(Bloomberg) -- Reserve Bank Governor Philip Lowe reiterated that Australians should be prepared for further interest-rate increases, while emphasizing that future policy moves will be shaped by incoming economic data.
Inflation is expected to accelerate to 7% in the final three months of the year and will only begin to ease back early in 2023, Lowe said in the text of a speech in Sydney on Tuesday. “The level of interest rates is still very low for an economy with low unemployment and that is experiencing high inflation.”
“I want to emphasize though that we are not on a pre-set path. How fast we increase interest rates, and how far we need to go, will be guided by the incoming data,” Lowe said.
The governor’s hawkish outlook reflects an economy operating near full capacity and being buffeted by global inflationary pressures triggered by Russia’s war on Ukraine and supply disruptions from China’s virus lockdowns. Lowe said interest rate increases worldwide, as well as in Australia, would begin to contain prices.
“The board is committed to doing what is necessary to ensure that inflation returns to the 2 to 3 per cent target range over time,” he said, reiterating earlier comments.

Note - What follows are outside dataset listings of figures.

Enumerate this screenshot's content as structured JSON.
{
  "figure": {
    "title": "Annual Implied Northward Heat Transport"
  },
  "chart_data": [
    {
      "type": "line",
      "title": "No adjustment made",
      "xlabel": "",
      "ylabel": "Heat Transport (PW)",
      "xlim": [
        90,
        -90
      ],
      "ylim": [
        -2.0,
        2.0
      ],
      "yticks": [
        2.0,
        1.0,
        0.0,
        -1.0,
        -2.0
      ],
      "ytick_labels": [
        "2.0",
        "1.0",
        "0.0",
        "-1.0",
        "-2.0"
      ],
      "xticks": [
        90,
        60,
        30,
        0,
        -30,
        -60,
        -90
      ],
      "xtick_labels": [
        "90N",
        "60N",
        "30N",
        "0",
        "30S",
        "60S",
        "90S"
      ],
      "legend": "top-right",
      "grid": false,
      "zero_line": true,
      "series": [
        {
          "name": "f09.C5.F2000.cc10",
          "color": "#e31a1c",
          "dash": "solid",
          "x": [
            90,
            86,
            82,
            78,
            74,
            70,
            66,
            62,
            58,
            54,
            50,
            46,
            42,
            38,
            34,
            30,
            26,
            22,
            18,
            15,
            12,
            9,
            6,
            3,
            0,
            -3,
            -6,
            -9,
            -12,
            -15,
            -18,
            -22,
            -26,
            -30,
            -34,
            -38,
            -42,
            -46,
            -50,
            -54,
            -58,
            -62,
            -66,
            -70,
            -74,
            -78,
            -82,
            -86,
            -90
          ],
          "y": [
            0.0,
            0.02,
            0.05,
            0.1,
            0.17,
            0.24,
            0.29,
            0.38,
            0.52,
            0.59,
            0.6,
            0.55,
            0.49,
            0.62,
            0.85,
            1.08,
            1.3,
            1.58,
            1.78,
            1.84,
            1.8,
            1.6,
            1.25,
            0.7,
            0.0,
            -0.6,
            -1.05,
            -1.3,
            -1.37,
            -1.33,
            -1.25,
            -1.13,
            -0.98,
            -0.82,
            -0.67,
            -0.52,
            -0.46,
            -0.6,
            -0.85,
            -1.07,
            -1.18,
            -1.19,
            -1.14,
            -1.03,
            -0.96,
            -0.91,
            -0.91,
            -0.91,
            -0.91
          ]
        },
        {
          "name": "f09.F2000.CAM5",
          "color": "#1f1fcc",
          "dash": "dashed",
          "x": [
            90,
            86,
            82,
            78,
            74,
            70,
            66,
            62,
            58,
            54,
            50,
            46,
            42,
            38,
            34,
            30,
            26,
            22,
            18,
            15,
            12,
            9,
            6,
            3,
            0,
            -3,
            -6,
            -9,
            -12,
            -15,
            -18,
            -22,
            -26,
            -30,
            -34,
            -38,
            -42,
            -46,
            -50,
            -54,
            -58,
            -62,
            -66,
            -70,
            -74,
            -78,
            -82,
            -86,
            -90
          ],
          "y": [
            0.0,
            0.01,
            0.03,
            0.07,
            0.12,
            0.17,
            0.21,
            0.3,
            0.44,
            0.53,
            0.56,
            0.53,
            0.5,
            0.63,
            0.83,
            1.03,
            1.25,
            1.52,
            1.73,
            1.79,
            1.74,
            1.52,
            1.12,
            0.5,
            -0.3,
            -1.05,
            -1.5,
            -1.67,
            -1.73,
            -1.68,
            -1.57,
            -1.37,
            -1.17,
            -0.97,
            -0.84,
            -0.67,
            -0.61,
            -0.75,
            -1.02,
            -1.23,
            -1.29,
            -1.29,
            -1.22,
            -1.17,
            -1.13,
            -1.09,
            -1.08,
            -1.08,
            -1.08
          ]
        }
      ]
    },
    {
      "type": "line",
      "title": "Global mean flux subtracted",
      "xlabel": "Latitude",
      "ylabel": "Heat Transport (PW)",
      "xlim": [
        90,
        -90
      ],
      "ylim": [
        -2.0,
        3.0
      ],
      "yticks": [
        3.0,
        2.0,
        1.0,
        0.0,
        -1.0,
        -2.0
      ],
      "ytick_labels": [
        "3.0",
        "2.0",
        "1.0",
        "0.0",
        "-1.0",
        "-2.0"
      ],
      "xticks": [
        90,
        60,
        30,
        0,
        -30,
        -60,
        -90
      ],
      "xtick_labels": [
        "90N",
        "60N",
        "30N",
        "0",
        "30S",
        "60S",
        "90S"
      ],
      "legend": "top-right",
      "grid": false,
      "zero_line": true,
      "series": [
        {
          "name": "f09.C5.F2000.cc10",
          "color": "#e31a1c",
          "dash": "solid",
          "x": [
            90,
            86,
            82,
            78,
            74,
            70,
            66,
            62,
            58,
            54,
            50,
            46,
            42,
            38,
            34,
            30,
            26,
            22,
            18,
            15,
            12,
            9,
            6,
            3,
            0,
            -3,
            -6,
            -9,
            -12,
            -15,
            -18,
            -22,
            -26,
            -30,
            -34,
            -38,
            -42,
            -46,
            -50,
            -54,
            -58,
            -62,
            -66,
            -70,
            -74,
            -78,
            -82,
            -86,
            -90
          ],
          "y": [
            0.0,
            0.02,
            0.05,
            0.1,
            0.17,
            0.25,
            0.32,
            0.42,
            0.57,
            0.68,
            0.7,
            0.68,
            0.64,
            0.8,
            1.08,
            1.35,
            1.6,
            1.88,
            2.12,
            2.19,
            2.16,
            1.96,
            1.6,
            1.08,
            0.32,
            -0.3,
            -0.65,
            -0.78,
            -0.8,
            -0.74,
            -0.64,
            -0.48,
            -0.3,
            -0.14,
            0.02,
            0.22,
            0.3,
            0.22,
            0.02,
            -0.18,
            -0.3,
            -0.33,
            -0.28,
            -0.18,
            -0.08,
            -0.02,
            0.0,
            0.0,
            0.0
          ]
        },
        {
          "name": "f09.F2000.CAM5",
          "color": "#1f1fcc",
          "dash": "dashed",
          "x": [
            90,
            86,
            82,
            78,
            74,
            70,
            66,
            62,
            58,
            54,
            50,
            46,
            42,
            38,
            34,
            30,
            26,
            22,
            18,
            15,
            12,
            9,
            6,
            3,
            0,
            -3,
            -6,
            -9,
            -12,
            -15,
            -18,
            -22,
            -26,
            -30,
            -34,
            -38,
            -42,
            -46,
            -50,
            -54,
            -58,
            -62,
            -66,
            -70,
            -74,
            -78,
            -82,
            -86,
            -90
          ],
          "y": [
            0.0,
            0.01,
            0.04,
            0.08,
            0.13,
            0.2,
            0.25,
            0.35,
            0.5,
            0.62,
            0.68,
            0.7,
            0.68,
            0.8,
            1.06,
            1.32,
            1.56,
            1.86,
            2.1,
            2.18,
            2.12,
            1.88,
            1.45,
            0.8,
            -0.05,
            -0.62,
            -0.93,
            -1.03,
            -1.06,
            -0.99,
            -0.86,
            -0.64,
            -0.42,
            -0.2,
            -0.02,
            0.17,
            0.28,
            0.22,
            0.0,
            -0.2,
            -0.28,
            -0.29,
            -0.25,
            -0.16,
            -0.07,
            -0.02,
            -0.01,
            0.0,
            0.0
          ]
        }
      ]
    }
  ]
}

The RBA surprised investors this month with a 50 basis-point increase in the cash rate to 0.85%, having initiated a tightening cycle in May, as inflation exceeded forecasts. Economists say local policy makers are further behind the curve than counterparts like the Federal Reserve, with money markets wagering hikes in Australia every month for the rest of the year.
Lowe said the decision to go for a bigger increase this month was driven by “additional information suggesting a further upward revision to an already high inflation forecast” and that the level of interest rate “was still very low.”
He pointed out that medium-term inflation expectations are well anchored at around 2-3%, suggesting Australians believe prices will come back down. “We want to do what we can to make sure this remains the case,” he added. “Higher interest rates have a role to play here.”
Australia’s A$2.2 trillion ($1.5 trillion) economy is running hot with the tightest labor market in almost 50 years, resilient household consumption and still-strong loan demand.
That is a key reason for Lowe’s (NYSE:LOW) confidence in the economy’s ability to weather faster rate hikes. Overnight indexed swaps now imply the cash rate will reach 3.8% by December.
Lowe said policy makers will keep a close eye on consumer spending as rates rise, while noting that household balance sheets “are generally in good shape” with additional savings of more than A$200 billion during the pandemic.
“It is also relevant that strong employment growth is continuing and that there are many job opportunities at the moment,” he said.